The milk-carrying ducts extend from the nipple into the underlying breast tissue like the spokes of a wheel. Under the areola are lactiferous ducts. These fill with milk during lactation after a woman has a baby. When a girl reaches puberty, changing levels of hormones cause the ducts to grow and cause fat deposits in the breast tissue to increase. The mammary glands that are connected to the surface of the breast by the lactiferous ducts may extend to the armpit area (axilla). There are no muscles in the breasts, but muscles lie under each breast and cover the ribs. These normal structures inside the breasts can sometimes make them feel lumpy. Such lumpiness may be especially noticeable in women who are thin or who have small breasts.
Many possible causes exist for pain or tenderness in one of your breasts or in both breasts. Most often the pain can be attributed to harmless causes such as puberty or pregnancy. It can also be a recurrent problem for women with cyclical pain associated with the menstrual cycle. Although cancer is a major concern for most women, it is rarely the cause of isolated breast pain. During a breast self-exam, you may notice lumps or a change in texture. Knowing the difference between harmless and harmful breast lumps is important to your health.
There are three kinds of benign breast lumps:
This is a harmless (benign) fluid - filled sac of tissue. It can grow right within the breast tissue. This breast lump will feel smooth and squishy. If you are pressing on a cyst, it will have some give to it, like a water balloon. A cyst can move around and can change in size during your menstrual. Breast cysts can be located near the surface, or deeper inside, close to your chest wall. If the cyst is closer to the surface, it is easy to find and easy to distinguish from other lumps. But if it is deeper inside, it's more difficult to distinguish it from other kinds of breast lumps, because when you press on it, you're actually trying to work through layers of breast tissue, which may be dense and firm. Your doctor can help you determine that a lump is a harmless cyst, by doing a fine needle aspiration with a syringe. This procedure removes the fluid from inside the cyst, which deflates and most likely will not return. Commonly appears in women who are in their 30's, 40's and 50's. They are most often found in women who are nearing menopause.
This is a benign group of cells that support other kinds of cells in your breast. These are made of fibrous and glandular tissues. This will feel like a round breast lump, and can be hard or firm. It can be moved around during a breast self-exam. These can be located near the surface of the breast and are easily felt. A fibro adenoma can be removed, if needed, with a lumpectomy, a laser ablation, or cryoblation. If there is some doubt about the fibro adenoma, it can biopsied; to make sure that it is harmless.

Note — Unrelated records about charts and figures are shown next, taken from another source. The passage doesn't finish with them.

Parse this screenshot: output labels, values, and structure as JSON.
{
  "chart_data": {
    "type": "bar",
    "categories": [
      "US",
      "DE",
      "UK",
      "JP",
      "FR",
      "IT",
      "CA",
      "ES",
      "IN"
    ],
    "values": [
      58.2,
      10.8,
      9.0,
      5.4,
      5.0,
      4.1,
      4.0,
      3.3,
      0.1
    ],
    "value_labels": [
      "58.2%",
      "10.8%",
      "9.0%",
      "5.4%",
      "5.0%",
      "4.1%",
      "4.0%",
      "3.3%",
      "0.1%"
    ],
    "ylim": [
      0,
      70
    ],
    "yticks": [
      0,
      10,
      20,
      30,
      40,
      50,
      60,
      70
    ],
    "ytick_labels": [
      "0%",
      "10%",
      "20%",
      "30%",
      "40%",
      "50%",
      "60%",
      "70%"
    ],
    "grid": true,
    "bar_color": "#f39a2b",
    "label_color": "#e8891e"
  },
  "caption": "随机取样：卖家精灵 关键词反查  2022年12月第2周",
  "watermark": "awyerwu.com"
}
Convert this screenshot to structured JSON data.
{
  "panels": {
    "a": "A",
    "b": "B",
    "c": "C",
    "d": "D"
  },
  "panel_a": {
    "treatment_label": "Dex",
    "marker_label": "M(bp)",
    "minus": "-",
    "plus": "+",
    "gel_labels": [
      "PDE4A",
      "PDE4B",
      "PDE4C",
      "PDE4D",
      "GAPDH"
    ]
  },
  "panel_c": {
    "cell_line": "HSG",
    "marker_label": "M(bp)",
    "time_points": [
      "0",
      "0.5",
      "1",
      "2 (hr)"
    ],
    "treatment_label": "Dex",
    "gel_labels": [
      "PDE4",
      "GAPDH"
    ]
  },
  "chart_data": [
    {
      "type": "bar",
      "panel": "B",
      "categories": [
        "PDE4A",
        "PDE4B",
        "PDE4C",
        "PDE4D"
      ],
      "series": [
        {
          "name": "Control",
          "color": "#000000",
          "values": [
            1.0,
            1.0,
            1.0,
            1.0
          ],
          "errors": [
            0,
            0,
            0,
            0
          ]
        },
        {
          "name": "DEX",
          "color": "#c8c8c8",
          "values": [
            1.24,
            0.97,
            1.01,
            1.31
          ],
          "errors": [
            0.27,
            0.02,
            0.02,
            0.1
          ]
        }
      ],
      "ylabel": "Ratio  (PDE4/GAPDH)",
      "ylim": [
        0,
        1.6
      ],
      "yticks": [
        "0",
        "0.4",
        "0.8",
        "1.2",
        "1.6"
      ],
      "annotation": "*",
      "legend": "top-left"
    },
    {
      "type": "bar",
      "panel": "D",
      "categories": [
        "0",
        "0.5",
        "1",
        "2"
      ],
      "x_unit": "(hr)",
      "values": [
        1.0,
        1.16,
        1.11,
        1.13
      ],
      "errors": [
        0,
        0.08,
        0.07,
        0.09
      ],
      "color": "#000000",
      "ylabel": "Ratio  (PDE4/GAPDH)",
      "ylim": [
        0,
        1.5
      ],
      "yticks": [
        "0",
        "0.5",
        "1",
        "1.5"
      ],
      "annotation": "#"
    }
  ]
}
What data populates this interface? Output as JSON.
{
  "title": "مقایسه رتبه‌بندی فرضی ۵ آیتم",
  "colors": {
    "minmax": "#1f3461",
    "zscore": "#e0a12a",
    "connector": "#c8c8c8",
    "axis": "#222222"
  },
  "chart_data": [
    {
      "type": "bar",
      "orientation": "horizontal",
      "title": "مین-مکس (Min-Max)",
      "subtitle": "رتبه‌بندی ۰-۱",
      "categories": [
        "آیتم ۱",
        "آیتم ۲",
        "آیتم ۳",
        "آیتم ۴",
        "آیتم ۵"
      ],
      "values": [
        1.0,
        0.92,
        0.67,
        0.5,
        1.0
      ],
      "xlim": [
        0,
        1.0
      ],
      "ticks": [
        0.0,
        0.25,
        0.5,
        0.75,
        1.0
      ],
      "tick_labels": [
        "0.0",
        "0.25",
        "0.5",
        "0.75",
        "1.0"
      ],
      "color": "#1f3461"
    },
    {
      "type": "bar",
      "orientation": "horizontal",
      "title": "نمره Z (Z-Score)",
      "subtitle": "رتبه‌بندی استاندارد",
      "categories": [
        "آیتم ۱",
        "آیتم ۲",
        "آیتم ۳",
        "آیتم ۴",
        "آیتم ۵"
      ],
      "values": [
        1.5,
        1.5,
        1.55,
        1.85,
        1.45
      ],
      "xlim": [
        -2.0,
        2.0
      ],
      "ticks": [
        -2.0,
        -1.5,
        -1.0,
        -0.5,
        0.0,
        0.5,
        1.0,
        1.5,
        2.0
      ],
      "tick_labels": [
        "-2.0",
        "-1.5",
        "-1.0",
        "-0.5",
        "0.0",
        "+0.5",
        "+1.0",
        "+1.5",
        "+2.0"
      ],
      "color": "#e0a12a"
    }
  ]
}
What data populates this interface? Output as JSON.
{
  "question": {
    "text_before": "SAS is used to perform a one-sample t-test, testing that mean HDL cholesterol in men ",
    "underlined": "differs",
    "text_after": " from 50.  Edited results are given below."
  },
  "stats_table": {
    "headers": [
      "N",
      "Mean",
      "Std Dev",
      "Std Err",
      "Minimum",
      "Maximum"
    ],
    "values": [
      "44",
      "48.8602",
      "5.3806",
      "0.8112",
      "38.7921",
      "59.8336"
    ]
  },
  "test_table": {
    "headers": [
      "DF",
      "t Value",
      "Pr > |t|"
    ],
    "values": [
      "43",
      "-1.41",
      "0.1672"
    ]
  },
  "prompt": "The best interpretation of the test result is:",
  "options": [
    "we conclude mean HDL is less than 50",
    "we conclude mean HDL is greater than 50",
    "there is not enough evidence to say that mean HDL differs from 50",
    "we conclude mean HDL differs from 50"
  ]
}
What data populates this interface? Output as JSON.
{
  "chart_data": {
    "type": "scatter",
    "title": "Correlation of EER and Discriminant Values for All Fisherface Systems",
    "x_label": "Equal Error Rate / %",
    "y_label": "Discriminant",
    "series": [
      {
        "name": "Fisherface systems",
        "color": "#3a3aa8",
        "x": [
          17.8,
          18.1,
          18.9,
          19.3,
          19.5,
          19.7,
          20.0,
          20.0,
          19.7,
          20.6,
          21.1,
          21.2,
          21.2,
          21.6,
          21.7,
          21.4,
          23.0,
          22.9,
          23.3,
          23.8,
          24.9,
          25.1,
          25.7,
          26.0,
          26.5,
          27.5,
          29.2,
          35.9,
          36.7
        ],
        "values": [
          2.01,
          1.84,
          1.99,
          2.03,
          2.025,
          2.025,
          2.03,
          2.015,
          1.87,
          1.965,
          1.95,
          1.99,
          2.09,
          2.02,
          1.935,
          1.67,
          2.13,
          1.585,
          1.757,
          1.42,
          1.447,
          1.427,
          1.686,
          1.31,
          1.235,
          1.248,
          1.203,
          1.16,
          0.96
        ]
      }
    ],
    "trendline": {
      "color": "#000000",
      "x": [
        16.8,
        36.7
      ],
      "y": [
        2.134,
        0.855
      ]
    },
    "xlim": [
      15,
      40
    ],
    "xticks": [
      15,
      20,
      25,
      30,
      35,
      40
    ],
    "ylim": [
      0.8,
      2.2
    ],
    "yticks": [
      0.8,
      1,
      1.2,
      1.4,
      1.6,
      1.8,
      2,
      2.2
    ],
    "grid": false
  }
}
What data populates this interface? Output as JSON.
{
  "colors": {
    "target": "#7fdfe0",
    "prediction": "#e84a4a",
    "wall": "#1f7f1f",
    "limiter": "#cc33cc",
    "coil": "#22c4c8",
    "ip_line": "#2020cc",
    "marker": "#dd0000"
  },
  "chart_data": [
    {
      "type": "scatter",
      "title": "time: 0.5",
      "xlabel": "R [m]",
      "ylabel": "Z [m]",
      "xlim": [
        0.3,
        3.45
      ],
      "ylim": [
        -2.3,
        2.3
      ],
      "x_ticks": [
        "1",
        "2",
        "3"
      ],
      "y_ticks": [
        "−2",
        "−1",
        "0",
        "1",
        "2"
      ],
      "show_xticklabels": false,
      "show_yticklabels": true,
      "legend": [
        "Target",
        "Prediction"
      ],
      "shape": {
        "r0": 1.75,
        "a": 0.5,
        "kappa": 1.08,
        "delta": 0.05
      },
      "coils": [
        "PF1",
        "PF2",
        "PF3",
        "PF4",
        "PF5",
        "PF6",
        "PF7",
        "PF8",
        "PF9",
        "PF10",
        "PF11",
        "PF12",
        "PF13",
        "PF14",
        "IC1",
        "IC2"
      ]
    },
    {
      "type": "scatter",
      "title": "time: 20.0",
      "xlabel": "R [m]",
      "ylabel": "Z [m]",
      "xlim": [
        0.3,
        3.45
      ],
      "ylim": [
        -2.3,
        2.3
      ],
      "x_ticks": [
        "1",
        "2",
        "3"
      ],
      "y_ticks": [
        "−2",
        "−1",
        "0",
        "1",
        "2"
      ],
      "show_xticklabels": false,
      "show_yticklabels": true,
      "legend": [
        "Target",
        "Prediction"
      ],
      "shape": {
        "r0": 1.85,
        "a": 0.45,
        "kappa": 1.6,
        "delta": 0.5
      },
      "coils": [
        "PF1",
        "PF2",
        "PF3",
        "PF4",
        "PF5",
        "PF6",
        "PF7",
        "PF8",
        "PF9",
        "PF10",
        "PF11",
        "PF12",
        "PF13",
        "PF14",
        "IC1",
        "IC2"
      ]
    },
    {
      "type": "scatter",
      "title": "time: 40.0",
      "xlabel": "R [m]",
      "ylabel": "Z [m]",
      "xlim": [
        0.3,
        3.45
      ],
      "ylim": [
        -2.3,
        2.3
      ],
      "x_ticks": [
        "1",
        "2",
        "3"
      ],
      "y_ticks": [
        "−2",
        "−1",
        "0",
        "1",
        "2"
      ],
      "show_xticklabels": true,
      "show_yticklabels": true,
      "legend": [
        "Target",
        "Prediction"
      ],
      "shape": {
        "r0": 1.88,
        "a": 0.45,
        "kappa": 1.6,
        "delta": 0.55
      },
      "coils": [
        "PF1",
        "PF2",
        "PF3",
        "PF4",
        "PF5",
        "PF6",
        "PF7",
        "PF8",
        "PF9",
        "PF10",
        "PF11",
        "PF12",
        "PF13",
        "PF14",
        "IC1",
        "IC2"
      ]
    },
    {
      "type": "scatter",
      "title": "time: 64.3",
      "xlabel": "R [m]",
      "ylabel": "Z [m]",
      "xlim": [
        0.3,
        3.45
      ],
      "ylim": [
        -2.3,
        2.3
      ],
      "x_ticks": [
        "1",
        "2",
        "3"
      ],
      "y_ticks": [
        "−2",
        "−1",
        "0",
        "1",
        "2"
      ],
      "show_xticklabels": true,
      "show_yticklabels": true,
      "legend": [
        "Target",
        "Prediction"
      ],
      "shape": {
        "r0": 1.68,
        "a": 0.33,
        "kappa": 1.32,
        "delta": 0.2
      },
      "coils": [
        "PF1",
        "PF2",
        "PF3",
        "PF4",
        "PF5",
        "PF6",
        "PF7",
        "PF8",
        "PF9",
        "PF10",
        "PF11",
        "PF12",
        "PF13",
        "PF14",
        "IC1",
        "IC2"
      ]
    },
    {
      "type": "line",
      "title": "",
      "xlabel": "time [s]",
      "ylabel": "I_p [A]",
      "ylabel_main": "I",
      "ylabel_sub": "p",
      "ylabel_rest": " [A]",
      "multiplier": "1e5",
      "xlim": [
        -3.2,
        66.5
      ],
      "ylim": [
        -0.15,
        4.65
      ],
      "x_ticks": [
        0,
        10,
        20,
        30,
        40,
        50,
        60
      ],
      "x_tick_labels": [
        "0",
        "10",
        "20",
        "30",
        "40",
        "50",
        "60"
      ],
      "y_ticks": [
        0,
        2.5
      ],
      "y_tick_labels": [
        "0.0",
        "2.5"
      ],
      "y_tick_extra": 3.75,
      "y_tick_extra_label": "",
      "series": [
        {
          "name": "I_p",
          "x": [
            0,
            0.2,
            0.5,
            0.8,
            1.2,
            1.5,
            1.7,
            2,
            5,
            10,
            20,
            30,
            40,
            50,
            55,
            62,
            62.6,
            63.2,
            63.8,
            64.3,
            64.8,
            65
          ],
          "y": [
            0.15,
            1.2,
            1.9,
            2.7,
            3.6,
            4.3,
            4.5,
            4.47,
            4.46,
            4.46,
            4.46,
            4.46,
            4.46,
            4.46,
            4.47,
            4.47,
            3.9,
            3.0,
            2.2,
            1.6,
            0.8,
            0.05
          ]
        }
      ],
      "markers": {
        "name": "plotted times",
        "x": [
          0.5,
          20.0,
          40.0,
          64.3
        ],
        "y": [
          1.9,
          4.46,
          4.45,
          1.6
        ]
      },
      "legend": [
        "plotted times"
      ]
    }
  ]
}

These are benign, and may be scar tissue, hardened silicone, necrotic (dead) fat, or a rib bone pressing into breast tissue and compressing it. This kind of breast lump can feel quite hard and usually doesn't change shape or size during a menstrual cycle. It may or may not be movable, depending on what it is actually composed of. Psudolumps can be located near the surface, or deeper inside the breast, close to the chest wall. To be sure that a pseudolump is harmless, get a mammogram and ultrasound, and if those are not clear, have a needle biopsy done, so that a tissue sample can be analyzed by a pathologist. If it is bothersome, you can have it surgically removed.